Wednesday, March 23, 2011

Abandoned, Drugged, and Exhausted (Me)

I've been sick for the last week. Nothing serious, just feeling really yucky. And it occured to me as I got well that I was running the show alone. None of the alters had come forward to take over much during the whole time I was sick. It would have been nice to share the burden of dealing with it, but no such luck. It was my illness, all mine. Now, granted, that makes sense. If you were an alter, and could choose to either inhabit a sick body and feel bad, or hang out 'backstage', as it were, and just wait for the sick to go away, what would you do? Yeah, no one wants to be sick. But I missed them - I felt abandoned a little bit.

So in the past I've noticed that I seem to need less rest/sleep as a functioning multiple than I used to, and certainly less than my singleton friends seem to need. But while I was sick, I was completely exhausted! Just a simple trip to the store was enough to wipe me out. I wasn't sick enough to make me that tired. My thought is that I've become so used to sharing my time with alters that I'm just not prepared, rest-wise, for a full day in charge. And it wore me out doing 24/7 and being sick as well.

Of course, the drugs I was taking surely didn't help. Drugs sometimes hit multiples in unexpected ways, or so I'm given to understand. Non-narcotic pain pills rarely have any effect at all. The last time I took narcotics, I shifted fully to Kiara and wasn't even coconscious with her. Allergy meds can put me to sleep, or dry me out. Valium-type medications can have a very delayed onset. The only thing that seems to work 'as advertised' (and then some) is Nyquil. It cures every symptom I might be thinking about having and knocks me out for a minimum of eight hours. Usually. Once or twice it's done nothing at all for me. The only thing that seems to be reliable about taking meds is that they ALL raise my blood pressure. So here I was sick and drugging myself appropriately, and sleeping almost the entire time. As far as I know, no one shifted in for the whole weekend. But my memory's still fuzzy thanks to the drugs instead.

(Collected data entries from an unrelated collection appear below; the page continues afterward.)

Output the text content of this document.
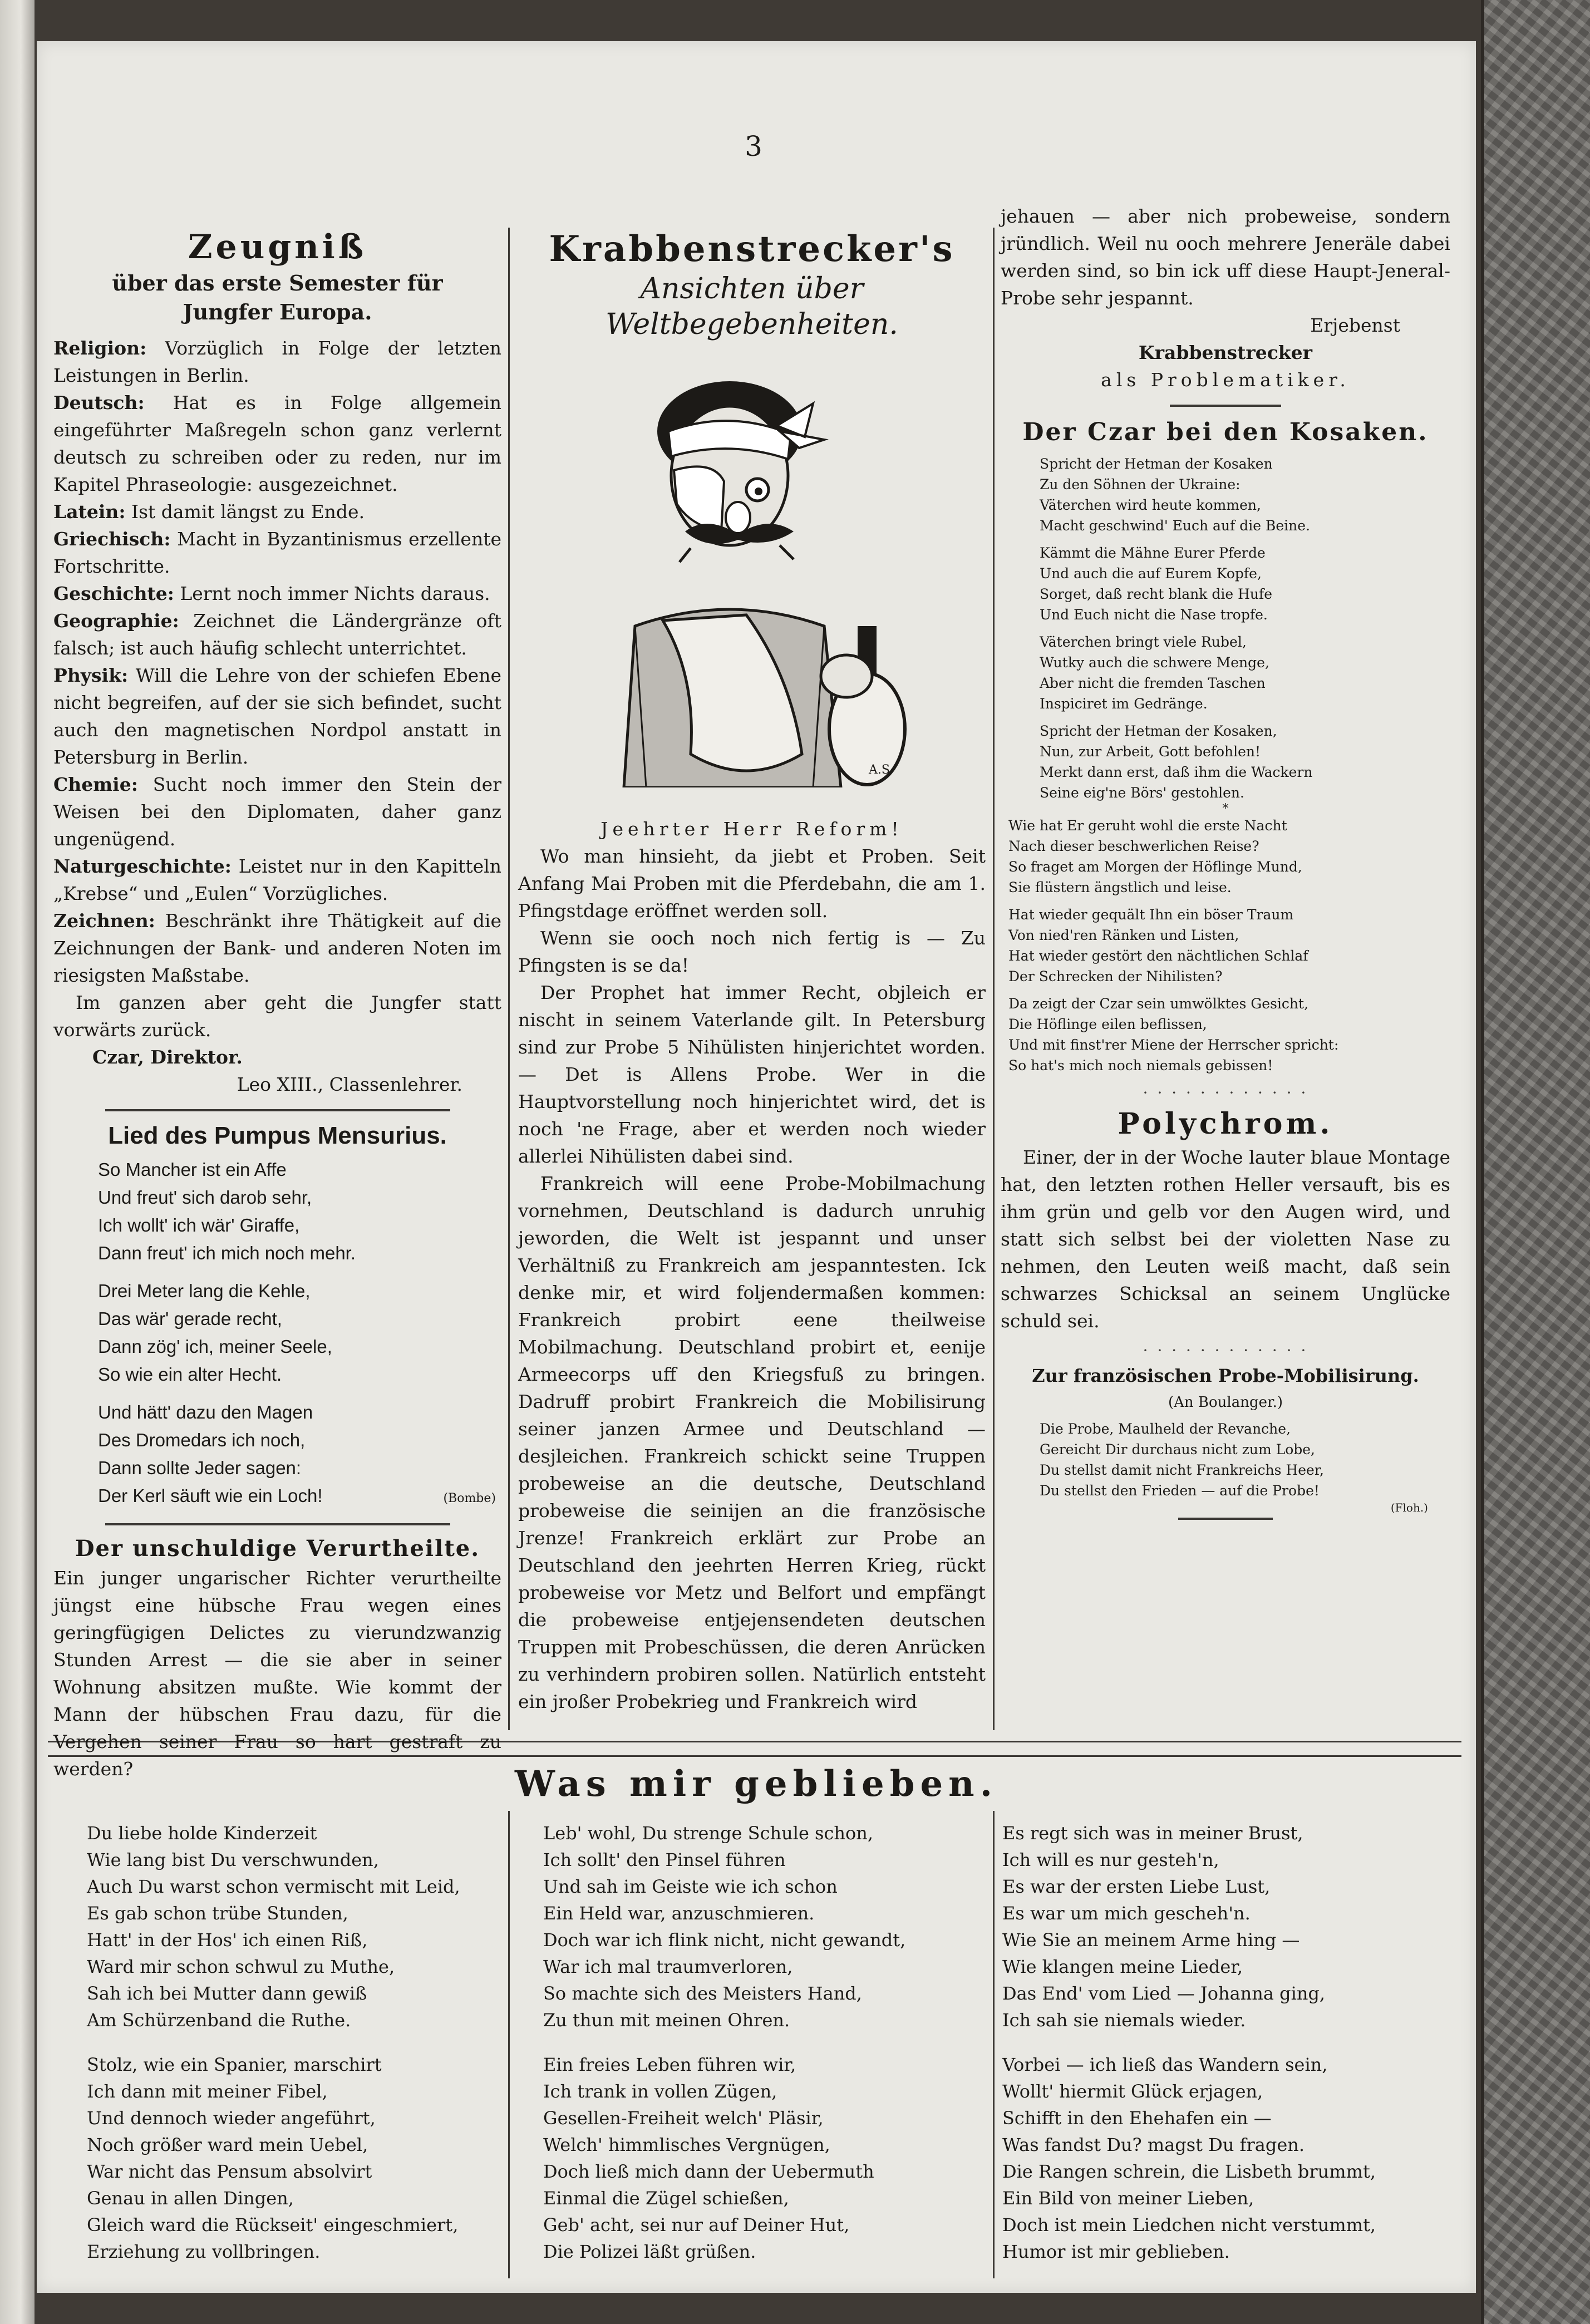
3
Zeugniß
über das erste Semester für Jungfer Europa.

Religion: Vorzüglich in Folge der letzten Leistungen in Berlin.

Deutsch: Hat es in Folge allgemein eingeführter Maßregeln schon ganz verlernt deutsch zu schreiben oder zu reden, nur im Kapitel Phraseologie: ausgezeichnet.

Latein: Ist damit längst zu Ende.

Griechisch: Macht in Byzantinismus erzellente Fortschritte.

Geschichte: Lernt noch immer Nichts daraus.

Geographie: Zeichnet die Ländergränze oft falsch; ist auch häufig schlecht unterrichtet.

Physik: Will die Lehre von der schiefen Ebene nicht begreifen, auf der sie sich befindet, sucht auch den magnetischen Nordpol anstatt in Petersburg in Berlin.

Chemie: Sucht noch immer den Stein der Weisen bei den Diplomaten, daher ganz ungenügend.

Naturgeschichte: Leistet nur in den Kapitteln „Krebse“ und „Eulen“ Vorzügliches.

Zeichnen: Beschränkt ihre Thätigkeit auf die Zeichnungen der Bank- und anderen Noten im riesigsten Maßstabe.

Im ganzen aber geht die Jungfer statt vorwärts zurück.

Czar, Direktor.

Leo XIII., Classenlehrer.

Lied des Pumpus Mensurius.

So Mancher ist ein Affe
Und freut' sich darob sehr,
Ich wollt' ich wär' Giraffe,
Dann freut' ich mich noch mehr.

Drei Meter lang die Kehle,
Das wär' gerade recht,
Dann zög' ich, meiner Seele,
So wie ein alter Hecht.

Und hätt' dazu den Magen
Des Dromedars ich noch,
Dann sollte Jeder sagen:
Der Kerl säuft wie ein Loch!	(Bombe)
Der unschuldige Verurtheilte.

Ein junger ungarischer Richter verurtheilte jüngst eine hübsche Frau wegen eines geringfügigen Delictes zu vierundzwanzig Stunden Arrest — die sie aber in seiner Wohnung absitzen mußte. Wie kommt der Mann der hübschen Frau dazu, für die Vergehen seiner Frau so hart gestraft zu werden?

Krabbenstrecker's
Ansichten über Weltbegebenheiten.
A.S.

Jeehrter Herr Reform!

Wo man hinsieht, da jiebt et Proben. Seit Anfang Mai Proben mit die Pferdebahn, die am 1. Pfingstdage eröffnet werden soll.

Wenn sie ooch noch nich fertig is — Zu Pfingsten is se da!

Der Prophet hat immer Recht, objleich er nischt in seinem Vaterlande gilt. In Petersburg sind zur Probe 5 Nihülisten hinjerichtet worden. — Det is Allens Probe. Wer in die Hauptvorstellung noch hinjerichtet wird, det is noch 'ne Frage, aber et werden noch wieder allerlei Nihülisten dabei sind.

Frankreich will eene Probe-Mobilmachung vornehmen, Deutschland is dadurch unruhig jeworden, die Welt ist jespannt und unser Verhältniß zu Frankreich am jespanntesten. Ick denke mir, et wird foljendermaßen kommen: Frankreich probirt eene theilweise Mobilmachung. Deutschland probirt et, eenije Armeecorps uff den Kriegsfuß zu bringen. Dadruff probirt Frankreich die Mobilisirung seiner janzen Armee und Deutschland — desjleichen. Frankreich schickt seine Truppen probeweise an die deutsche, Deutschland probeweise die seinijen an die französische Jrenze! Frankreich erklärt zur Probe an Deutschland den jeehrten Herren Krieg, rückt probeweise vor Metz und Belfort und empfängt die probeweise entjejensendeten deutschen Truppen mit Probeschüssen, die deren Anrücken zu verhindern probiren sollen. Natürlich entsteht ein jroßer Probekrieg und Frankreich wird

jehauen — aber nich probeweise, sondern jründlich. Weil nu ooch mehrere Jeneräle dabei werden sind, so bin ick uff diese Haupt-Jeneral-Probe sehr jespannt.

Erjebenst

Krabbenstrecker

als Problematiker.

Der Czar bei den Kosaken.

Spricht der Hetman der Kosaken
Zu den Söhnen der Ukraine:
Väterchen wird heute kommen,
Macht geschwind' Euch auf die Beine.

Kämmt die Mähne Eurer Pferde
Und auch die auf Eurem Kopfe,
Sorget, daß recht blank die Hufe
Und Euch nicht die Nase tropfe.

Väterchen bringt viele Rubel,
Wutky auch die schwere Menge,
Aber nicht die fremden Taschen
Inspiciret im Gedränge.

Spricht der Hetman der Kosaken,
Nun, zur Arbeit, Gott befohlen!
Merkt dann erst, daß ihm die Wackern
Seine eig'ne Börs' gestohlen.

*

Wie hat Er geruht wohl die erste Nacht
Nach dieser beschwerlichen Reise?
So fraget am Morgen der Höflinge Mund,
Sie flüstern ängstlich und leise.

Hat wieder gequält Ihn ein böser Traum
Von nied'ren Ränken und Listen,
Hat wieder gestört den nächtlichen Schlaf
Der Schrecken der Nihilisten?

Da zeigt der Czar sein umwölktes Gesicht,
Die Höflinge eilen beflissen,
Und mit finst'rer Miene der Herrscher spricht:
So hat's mich noch niemals gebissen!

· · · · · · · · · · · ·
Polychrom.

Einer, der in der Woche lauter blaue Montage hat, den letzten rothen Heller versauft, bis es ihm grün und gelb vor den Augen wird, und statt sich selbst bei der violetten Nase zu nehmen, den Leuten weiß macht, daß sein schwarzes Schicksal an seinem Unglücke schuld sei.

· · · · · · · · · · · ·
Zur französischen Probe-Mobilisirung.

(An Boulanger.)

Die Probe, Maulheld der Revanche,
Gereicht Dir durchaus nicht zum Lobe,
Du stellst damit nicht Frankreichs Heer,
Du stellst den Frieden — auf die Probe!

(Floh.)

Was mir geblieben.

Du liebe holde Kinderzeit
Wie lang bist Du verschwunden,
Auch Du warst schon vermischt mit Leid,
Es gab schon trübe Stunden,
Hatt' in der Hos' ich einen Riß,
Ward mir schon schwul zu Muthe,
Sah ich bei Mutter dann gewiß
Am Schürzenband die Ruthe.

Stolz, wie ein Spanier, marschirt
Ich dann mit meiner Fibel,
Und dennoch wieder angeführt,
Noch größer ward mein Uebel,
War nicht das Pensum absolvirt
Genau in allen Dingen,
Gleich ward die Rückseit' eingeschmiert,
Erziehung zu vollbringen.

Leb' wohl, Du strenge Schule schon,
Ich sollt' den Pinsel führen
Und sah im Geiste wie ich schon
Ein Held war, anzuschmieren.
Doch war ich flink nicht, nicht gewandt,
War ich mal traumverloren,
So machte sich des Meisters Hand,
Zu thun mit meinen Ohren.

Ein freies Leben führen wir,
Ich trank in vollen Zügen,
Gesellen-Freiheit welch' Pläsir,
Welch' himmlisches Vergnügen,
Doch ließ mich dann der Uebermuth
Einmal die Zügel schießen,
Geb' acht, sei nur auf Deiner Hut,
Die Polizei läßt grüßen.

Es regt sich was in meiner Brust,
Ich will es nur gesteh'n,
Es war der ersten Liebe Lust,
Es war um mich gescheh'n.
Wie Sie an meinem Arme hing —
Wie klangen meine Lieder,
Das End' vom Lied — Johanna ging,
Ich sah sie niemals wieder.

Vorbei — ich ließ das Wandern sein,
Wollt' hiermit Glück erjagen,
Schifft in den Ehehafen ein —
Was fandst Du? magst Du fragen.
Die Rangen schrein, die Lisbeth brummt,
Ein Bild von meiner Lieben,
Doch ist mein Liedchen nicht verstummt,
Humor ist mir geblieben.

Well, yesterday I felt reasonably healthy - a lingering cough and stuffy nose to remember it by. Hey, it's Spring - everyone has a cough and a stuffy nose. And last night, back came the crowd. Minutes from falling asleep, and Kiara bounces into the forefront. She got a snack, bounced on my new bed a little, talked to my boyfriend till he fell asleep... generally just entertained herself. At 2 o'clock in the morning.

So over the weekend I slept literally half of each day. Now I'm back to a sleep deficit. Thanks, little girl.